Way back in time someone realised that it'd be useful to set different properties on those cubes when they get copied. Thus stamping was born. Old Houdini users just accept it, but if you've learned Houdini at any time after 1994, it feels weird.

For those lucky enough to have avoided it, of if you've just been pointed here by another grumpy fx person, think how stamping disrupts the top-to-bottom data flow:

  • you start with a sphere
  • you add attribs to control the box subdivisions
  • you get to the copy sop
  • it copies a box to the point
  • oh wait, you have stamping
  • it now goes backwards up the network chain to the cube, sets the parameters based on the stamped attributes
  • now it copies the cube

Is there any visual indicator for this? No of course not, you have to carefully read the stamp parameter on the copy sop, track where the attributes were being created, then go to the box and understand the annoying stamp hscript command.

This sucks.

On a tech level this requirement of hscript can slow things down; hscript is single threaded and slow, any time you're advised to start peppering backticks and hscript into a complex setup, be alarmed.

Avoid the problem

Now for a lot of cases you don't need stamping; 9 times out of 10 with a copy sop you're just affecting basic scale, rotation, colour. In this case you can just use @pscale, @N, @up, @orient, @Cd to do what you need.

For other times where you have a variety of shapes you can use the piece/variant workflow, where if your points have string attribute, and the shapes your copying have a matching attribute per shape, the copy to points node will then copy the right shape to the right point.

But you want to be special, you really need your stamping workflow? Fine smartypants. For loops.

For loops

If stamping incurs an icky backwards data flow and hscript, and you start to think of houdini as visual coding, a coding paradigm that everyone is (mostly) happy with is for loops.

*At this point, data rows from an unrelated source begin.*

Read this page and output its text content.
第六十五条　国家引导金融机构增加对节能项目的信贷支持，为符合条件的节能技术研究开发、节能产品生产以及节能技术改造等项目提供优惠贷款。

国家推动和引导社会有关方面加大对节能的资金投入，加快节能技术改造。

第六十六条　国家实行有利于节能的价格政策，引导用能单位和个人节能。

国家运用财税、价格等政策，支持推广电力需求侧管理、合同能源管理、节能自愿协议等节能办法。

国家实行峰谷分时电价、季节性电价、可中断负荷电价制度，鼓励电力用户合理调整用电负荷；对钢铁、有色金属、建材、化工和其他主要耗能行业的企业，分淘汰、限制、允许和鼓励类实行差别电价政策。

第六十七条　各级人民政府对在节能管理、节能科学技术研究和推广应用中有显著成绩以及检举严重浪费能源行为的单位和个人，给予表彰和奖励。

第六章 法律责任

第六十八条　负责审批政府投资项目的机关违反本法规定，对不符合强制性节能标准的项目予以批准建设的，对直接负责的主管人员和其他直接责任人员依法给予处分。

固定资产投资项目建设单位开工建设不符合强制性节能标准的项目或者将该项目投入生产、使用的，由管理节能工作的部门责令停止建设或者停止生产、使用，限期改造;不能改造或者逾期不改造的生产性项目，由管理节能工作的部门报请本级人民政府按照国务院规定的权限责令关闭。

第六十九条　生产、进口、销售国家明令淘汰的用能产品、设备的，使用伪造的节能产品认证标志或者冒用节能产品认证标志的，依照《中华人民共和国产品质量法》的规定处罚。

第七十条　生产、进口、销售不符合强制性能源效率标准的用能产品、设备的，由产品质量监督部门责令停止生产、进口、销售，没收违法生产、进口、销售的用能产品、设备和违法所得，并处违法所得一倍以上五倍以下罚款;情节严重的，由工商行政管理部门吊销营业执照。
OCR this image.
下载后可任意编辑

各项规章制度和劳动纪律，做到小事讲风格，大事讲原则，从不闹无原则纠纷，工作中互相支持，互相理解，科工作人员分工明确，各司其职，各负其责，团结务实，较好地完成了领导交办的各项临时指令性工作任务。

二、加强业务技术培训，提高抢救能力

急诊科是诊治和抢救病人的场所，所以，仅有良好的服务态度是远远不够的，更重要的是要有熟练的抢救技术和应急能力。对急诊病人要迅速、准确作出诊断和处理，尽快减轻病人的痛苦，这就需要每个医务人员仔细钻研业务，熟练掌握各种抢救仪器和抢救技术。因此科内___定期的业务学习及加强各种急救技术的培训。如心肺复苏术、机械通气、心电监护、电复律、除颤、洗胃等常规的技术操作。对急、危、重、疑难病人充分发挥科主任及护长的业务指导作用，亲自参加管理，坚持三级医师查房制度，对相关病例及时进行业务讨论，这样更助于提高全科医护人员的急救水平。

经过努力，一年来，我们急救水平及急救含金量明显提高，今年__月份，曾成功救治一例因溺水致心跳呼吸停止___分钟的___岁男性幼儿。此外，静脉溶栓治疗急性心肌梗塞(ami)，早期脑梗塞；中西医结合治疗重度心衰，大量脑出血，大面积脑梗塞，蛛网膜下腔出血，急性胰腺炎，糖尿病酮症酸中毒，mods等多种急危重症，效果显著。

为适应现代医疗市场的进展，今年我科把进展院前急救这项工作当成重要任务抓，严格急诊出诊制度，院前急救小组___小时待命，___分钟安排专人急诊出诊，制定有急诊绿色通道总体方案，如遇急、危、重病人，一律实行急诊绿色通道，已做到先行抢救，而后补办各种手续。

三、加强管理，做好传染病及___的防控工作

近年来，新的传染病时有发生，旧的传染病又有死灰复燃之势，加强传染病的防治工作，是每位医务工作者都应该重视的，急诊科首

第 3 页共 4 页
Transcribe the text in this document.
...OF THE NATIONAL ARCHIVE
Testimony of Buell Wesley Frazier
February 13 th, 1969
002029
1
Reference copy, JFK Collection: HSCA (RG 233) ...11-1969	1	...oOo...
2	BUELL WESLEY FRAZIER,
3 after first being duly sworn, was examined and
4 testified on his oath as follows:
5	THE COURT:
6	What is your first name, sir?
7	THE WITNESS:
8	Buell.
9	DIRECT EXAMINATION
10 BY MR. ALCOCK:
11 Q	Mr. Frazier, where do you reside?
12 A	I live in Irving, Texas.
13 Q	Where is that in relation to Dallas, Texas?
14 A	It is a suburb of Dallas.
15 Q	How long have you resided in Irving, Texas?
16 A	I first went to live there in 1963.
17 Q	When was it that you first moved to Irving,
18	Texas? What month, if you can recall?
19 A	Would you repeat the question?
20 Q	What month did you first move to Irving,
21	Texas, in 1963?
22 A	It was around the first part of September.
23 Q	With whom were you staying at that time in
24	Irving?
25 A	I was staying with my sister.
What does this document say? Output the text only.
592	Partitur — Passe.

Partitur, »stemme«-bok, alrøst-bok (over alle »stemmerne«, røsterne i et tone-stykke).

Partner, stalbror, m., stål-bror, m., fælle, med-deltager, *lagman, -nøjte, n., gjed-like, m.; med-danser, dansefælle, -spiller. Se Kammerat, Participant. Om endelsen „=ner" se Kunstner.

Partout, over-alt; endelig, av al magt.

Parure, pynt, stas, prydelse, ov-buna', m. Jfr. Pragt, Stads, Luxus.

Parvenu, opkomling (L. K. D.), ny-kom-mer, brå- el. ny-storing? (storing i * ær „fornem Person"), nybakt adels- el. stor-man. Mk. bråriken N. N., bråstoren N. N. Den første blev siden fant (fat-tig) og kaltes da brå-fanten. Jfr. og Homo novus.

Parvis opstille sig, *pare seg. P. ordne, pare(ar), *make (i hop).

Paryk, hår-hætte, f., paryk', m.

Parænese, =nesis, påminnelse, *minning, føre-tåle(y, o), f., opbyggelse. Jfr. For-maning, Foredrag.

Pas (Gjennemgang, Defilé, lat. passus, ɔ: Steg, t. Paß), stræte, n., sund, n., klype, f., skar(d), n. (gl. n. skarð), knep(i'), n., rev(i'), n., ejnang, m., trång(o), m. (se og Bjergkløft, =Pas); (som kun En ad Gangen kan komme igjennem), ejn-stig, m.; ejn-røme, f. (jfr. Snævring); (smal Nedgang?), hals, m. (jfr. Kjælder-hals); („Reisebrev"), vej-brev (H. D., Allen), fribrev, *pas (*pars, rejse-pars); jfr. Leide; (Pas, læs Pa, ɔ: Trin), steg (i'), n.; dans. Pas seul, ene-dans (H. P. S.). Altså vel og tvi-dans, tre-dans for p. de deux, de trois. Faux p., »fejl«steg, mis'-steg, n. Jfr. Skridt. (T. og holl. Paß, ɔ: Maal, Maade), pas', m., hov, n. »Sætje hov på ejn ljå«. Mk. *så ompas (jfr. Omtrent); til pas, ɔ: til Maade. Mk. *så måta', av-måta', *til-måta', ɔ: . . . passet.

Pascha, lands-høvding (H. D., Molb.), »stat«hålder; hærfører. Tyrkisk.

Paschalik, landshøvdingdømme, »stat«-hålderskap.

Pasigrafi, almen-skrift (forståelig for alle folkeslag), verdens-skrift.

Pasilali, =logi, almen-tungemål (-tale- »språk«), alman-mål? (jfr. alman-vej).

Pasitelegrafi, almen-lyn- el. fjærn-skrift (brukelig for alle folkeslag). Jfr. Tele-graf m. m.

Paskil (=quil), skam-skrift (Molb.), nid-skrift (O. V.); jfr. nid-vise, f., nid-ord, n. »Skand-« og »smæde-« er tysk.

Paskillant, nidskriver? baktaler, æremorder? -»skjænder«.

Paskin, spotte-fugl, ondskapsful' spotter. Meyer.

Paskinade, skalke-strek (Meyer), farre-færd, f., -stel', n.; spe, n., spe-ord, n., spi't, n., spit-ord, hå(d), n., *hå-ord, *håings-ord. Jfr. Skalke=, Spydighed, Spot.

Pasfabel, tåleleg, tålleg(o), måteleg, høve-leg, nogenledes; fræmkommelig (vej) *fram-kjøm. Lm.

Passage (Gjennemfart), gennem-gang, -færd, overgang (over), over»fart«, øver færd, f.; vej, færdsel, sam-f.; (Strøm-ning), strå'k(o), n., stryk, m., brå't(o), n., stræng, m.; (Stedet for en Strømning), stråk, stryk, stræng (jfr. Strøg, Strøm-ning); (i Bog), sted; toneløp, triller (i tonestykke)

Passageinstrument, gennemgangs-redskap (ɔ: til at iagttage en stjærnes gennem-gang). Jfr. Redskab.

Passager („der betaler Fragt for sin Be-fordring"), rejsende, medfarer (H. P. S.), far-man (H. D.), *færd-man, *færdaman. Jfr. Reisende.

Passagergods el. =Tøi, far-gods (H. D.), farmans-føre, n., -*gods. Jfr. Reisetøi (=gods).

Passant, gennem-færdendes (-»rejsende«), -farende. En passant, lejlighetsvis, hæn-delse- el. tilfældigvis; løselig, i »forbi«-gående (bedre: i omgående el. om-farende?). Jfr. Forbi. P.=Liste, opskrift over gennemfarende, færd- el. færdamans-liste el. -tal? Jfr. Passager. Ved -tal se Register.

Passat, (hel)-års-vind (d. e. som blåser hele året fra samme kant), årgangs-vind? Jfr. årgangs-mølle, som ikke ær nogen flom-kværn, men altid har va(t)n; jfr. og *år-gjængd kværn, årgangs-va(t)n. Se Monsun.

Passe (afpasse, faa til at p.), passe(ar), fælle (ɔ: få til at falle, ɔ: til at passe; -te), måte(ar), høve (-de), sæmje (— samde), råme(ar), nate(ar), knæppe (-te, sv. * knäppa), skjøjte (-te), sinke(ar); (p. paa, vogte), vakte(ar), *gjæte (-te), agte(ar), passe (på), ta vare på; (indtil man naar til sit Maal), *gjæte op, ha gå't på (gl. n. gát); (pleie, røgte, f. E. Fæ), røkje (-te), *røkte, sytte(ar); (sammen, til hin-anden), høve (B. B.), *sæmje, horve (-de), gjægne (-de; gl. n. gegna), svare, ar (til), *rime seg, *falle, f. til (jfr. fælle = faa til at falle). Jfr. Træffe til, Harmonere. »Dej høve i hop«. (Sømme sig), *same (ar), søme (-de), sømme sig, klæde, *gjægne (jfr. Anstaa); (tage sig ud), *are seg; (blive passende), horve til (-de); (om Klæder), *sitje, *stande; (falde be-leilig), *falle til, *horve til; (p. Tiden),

For each thing in a list, do stuff.

This may look very similar to the stamp walkthrough, but internally it makes houdini much happier, and scales better:

  • you start with a sphere
  • you add attribs to control the box subdivisions
  • you get to a for loop. Inside the loop:
    • it looks at a single point
    • it read the attribute you want
    • it creates a cube with the divisions you asked for
    • a copy sop puts that cube onto the single point
    • the loop starts again with the next point
  • the loop combines all the results of the loop together.

If you're careful with how you link parameters and attributes (using spare inputs which I explain on the main for loops page), then houdini can multithread the loop when you wrap it in a compile block, performance will scale much better.

But can't the stamp just use a for loop under the hood?

No, it's ways are old and cruddy, and it's been depreciated. Just use a for loop.